In contrast to Tapentadol, Tramadol is metabolized by CYP2D6 and CYP3A4 to which 2D6 produce the O- demethylated metabolite (M1) which has more analgesic properties than Tramadol itself but surprisingly, it doesn’t impact the pain relief. Even though M1 is a more important analgesic than Tramadol, the metabolite faces more difficulty passing into the central nervous system (CNS). The dose of Tramadol and the M1 metabolite is increased additionally. The ratio of Tramadol to M1 entering the CNS is increased which means that more of the weaker parent compound binds to the mu receptors.
If a patient is taking 2D6 inhibitors or is classified as a ‘poor’ metabolizer of 2D6, it can lead to decrease in analgesia and metabolism i.e. 40% decreased M1 compared with ‘extensive’ metabolizers and 20% higher blood concentration.
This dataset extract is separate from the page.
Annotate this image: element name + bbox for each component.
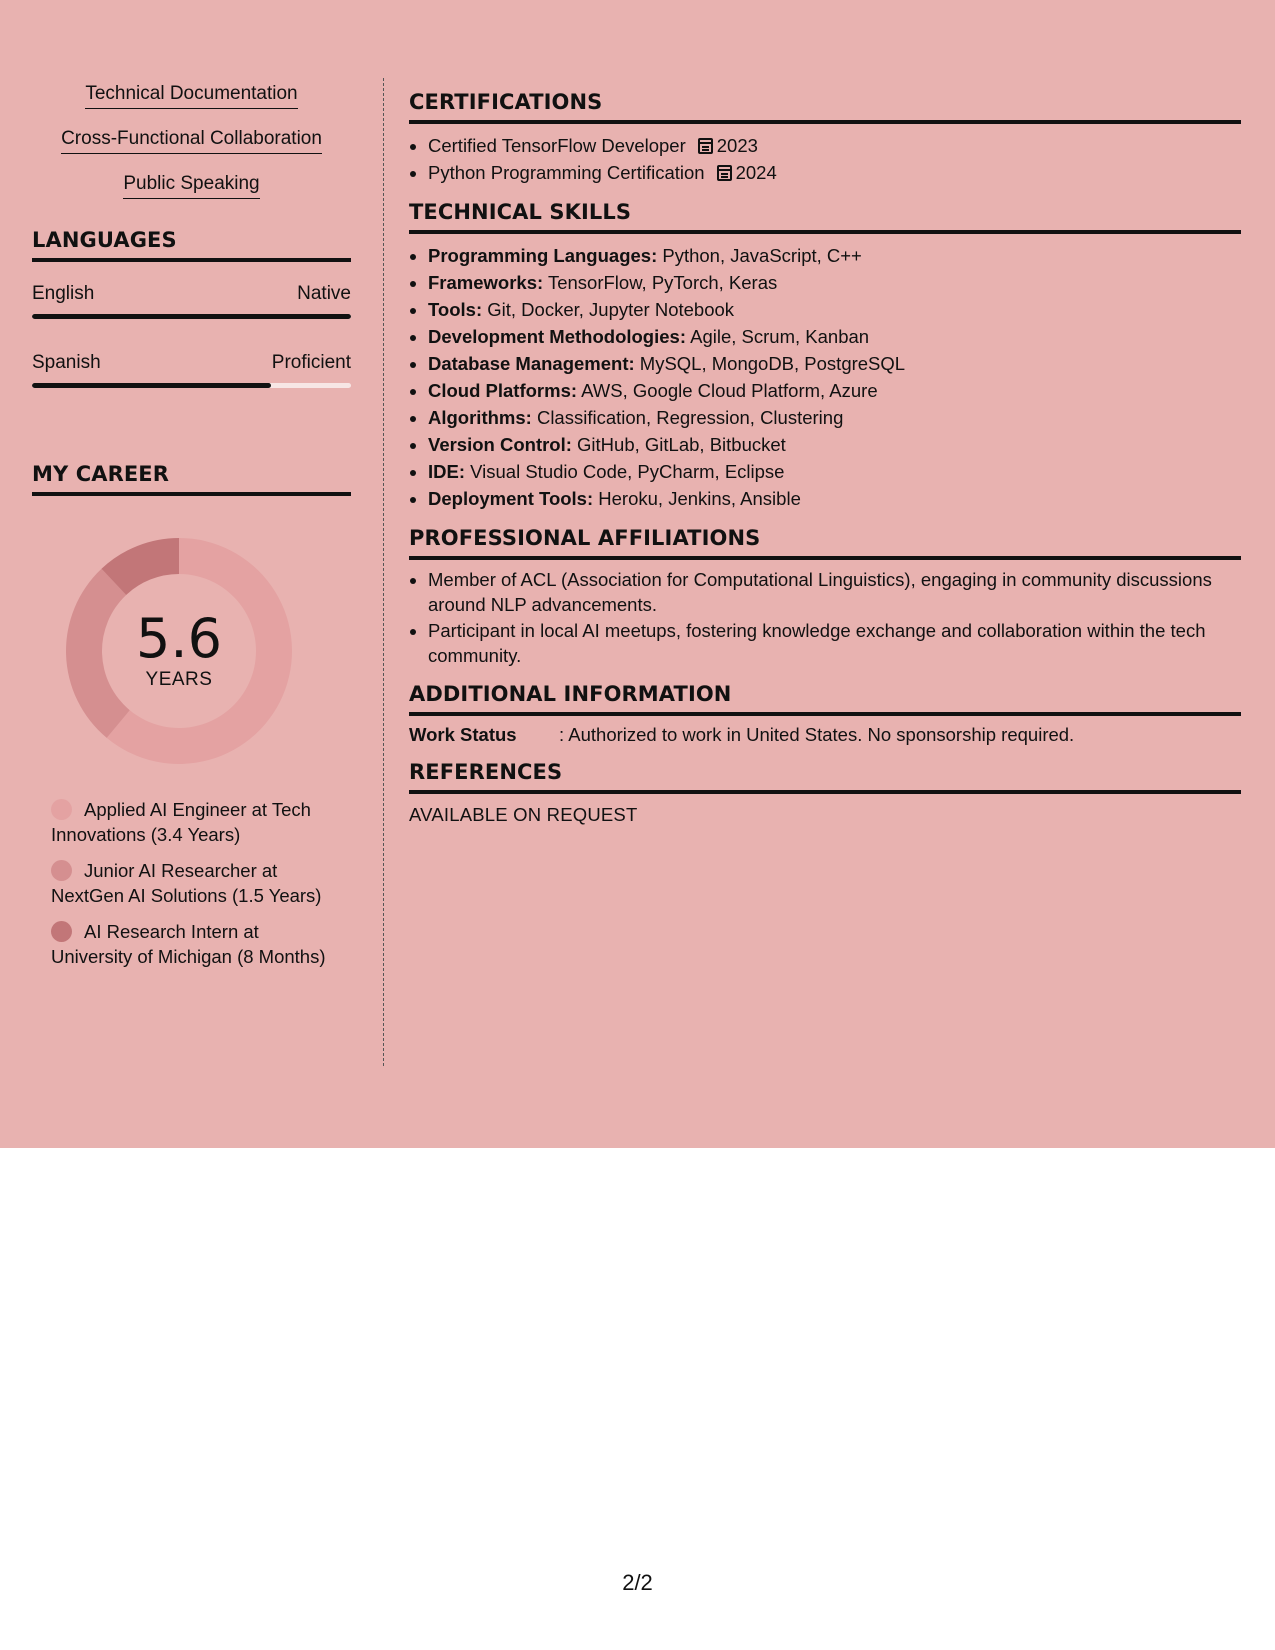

Most common 2D6 inhibitors include doxepin, citalopram, sertraline, fluoxetine.
The average mean half-life for the M1 metabolite is 7.4 hours whereas the mean half-life of Tramadol is approximately 6 hours. Tramadol is metabolized by the liver while M1 is excreted by the kidneys. When compared with extensive metabolizers, ultra- rapid metabolizers are successful in converting Tramadol into M1 more quickly; capitulating improved analgesia but it can also cause toxicity at lower doses. Though the binding affinity of the M1 is greater than the parent compound Tramadol and that of Tapentadol, the actual effect of M1 on mu opioid receptors is more or less the same as that of Tapentadol. In comparison to Tapentadol, the parent drug Tramadol has 2 to 5 times less potency and has no activity by itself, across various animal pain models.
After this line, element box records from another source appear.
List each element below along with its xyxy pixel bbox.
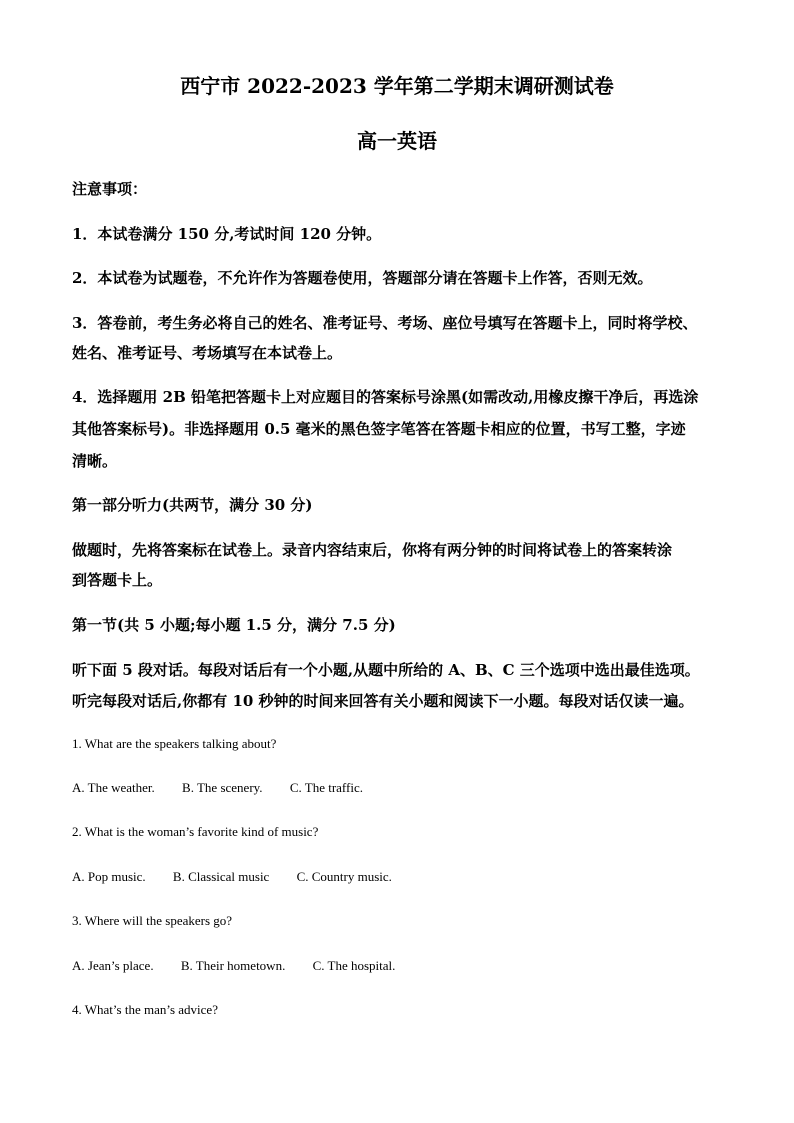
question-3-option-b: B. Their hometown.: [180, 958, 286, 973]
question-1-options: [72, 780, 732, 796]
notice-item-4-line-1: 4．选择题用 2B 铅笔把答题卡上对应题目的答案标号涂黑(如需改动,用橡皮擦干净后，再选涂: [72, 388, 699, 406]
part1-intro-line-2: 到答题卡上。: [72, 571, 163, 589]
notice-item-4-line-2: 其他答案标号)。非选择题用 0.5 毫米的黑色签字笔答在答题卡相应的位置，书写工整，字迹: [72, 420, 686, 438]
section1-heading: 第一节(共 5 小题;每小题 1.5 分，满分 7.5 分): [72, 616, 396, 634]
question-2-option-c: C. Country music.: [296, 869, 392, 884]
question-2-option-a: A. Pop music.: [72, 869, 146, 884]
question-2-option-b: B. Classical music: [172, 869, 270, 884]
notice-item-1: 1．本试卷满分 150 分,考试时间 120 分钟。: [72, 225, 382, 243]
question-3-stem: 3. Where will the speakers go?: [72, 913, 233, 928]
section1-intro-line-1: 听下面 5 段对话。每段对话后有一个小题,从题中所给的 A、B、C 三个选项中选出最佳选项。: [72, 661, 700, 679]
section1-intro-line-2: 听完每段对话后,你都有 10 秒钟的时间来回答有关小题和阅读下一小题。每段对话仅读一遍。: [72, 692, 694, 710]
notice-item-4-line-3: 清晰。: [72, 452, 118, 470]
exam-title: 西宁市 2022-2023 学年第二学期末调研测试卷: [180, 74, 614, 98]
notice-item-3-line-1: 3．答卷前，考生务必将自己的姓名、准考证号、考场、座位号填写在答题卡上，同时将学校、: [72, 314, 698, 332]
notice-heading: 注意事项：: [72, 180, 148, 198]
notice-item-3-line-2: 姓名、准考证号、考场填写在本试卷上。: [72, 344, 343, 362]
question-2-stem: 2. What is the woman’s favorite kind of music?: [72, 824, 319, 839]
question-1-option-a: A. The weather.: [72, 780, 155, 795]
question-3-options: [72, 958, 732, 974]
exam-subject: 高一英语: [357, 129, 437, 153]
question-2-options: [72, 869, 732, 885]
question-1-stem: 1. What are the speakers talking about?: [72, 736, 277, 751]
question-4-stem: 4. What’s the man’s advice?: [72, 1002, 218, 1017]
question-1-option-b: B. The scenery.: [182, 780, 263, 795]
notice-item-2: 2．本试卷为试题卷，不允许作为答题卷使用，答题部分请在答题卡上作答，否则无效。: [72, 269, 653, 287]
part1-heading: 第一部分听力(共两节，满分 30 分): [72, 496, 313, 514]
question-1-option-c: C. The traffic.: [289, 780, 363, 795]
part1-intro-line-1: 做题时，先将答案标在试卷上。录音内容结束后，你将有两分钟的时间将试卷上的答案转涂: [72, 541, 673, 559]
question-3-option-c: C. The hospital.: [312, 958, 396, 973]
question-3-option-a: A. Jean’s place.: [72, 958, 154, 973]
When there is a buildup of serotonin in the central and peripheral nervous systems, serotonin syndrome therefore occurs. The buildup in serotonin can be the result of the combination of the following: decreased serotonin metabolism, increased serotonin synthesis or release or reuptake. Certain symptoms of serotonin syndrome include altered mental status, seizures, autonomic hyperactivity and neuromuscular hyperactivity. Tramadol inhibits serotonin reuptake three times more than Tapentadol, though both of them inhibit reuptake of norepinephrine to the same degree. Generally, Tramadol-seizures appear to be generalized tonic-clonic seizures which occur within 24 hours of medication ingestion. These seizures have mostly occurred in patients who ingest alcohol, antipsychotics, antidepressant medications or illicit drugs. Patients with epilepsy or who have suffered head trauma tend to have frequent seizures while taking Tramadol at the recommended daily dose. Countries such as Iran, are seeing a higher incidence of the abuse of Tramadol which results in more opioid side effects and seizures.
Both of these medicines are considered opioid agonists but significantly, Tramadol is weaker than Tapentadol.
For the above reasons, Tapentadol should be associated with the lower incidence of superior analgesia and serotonin- related toxicities.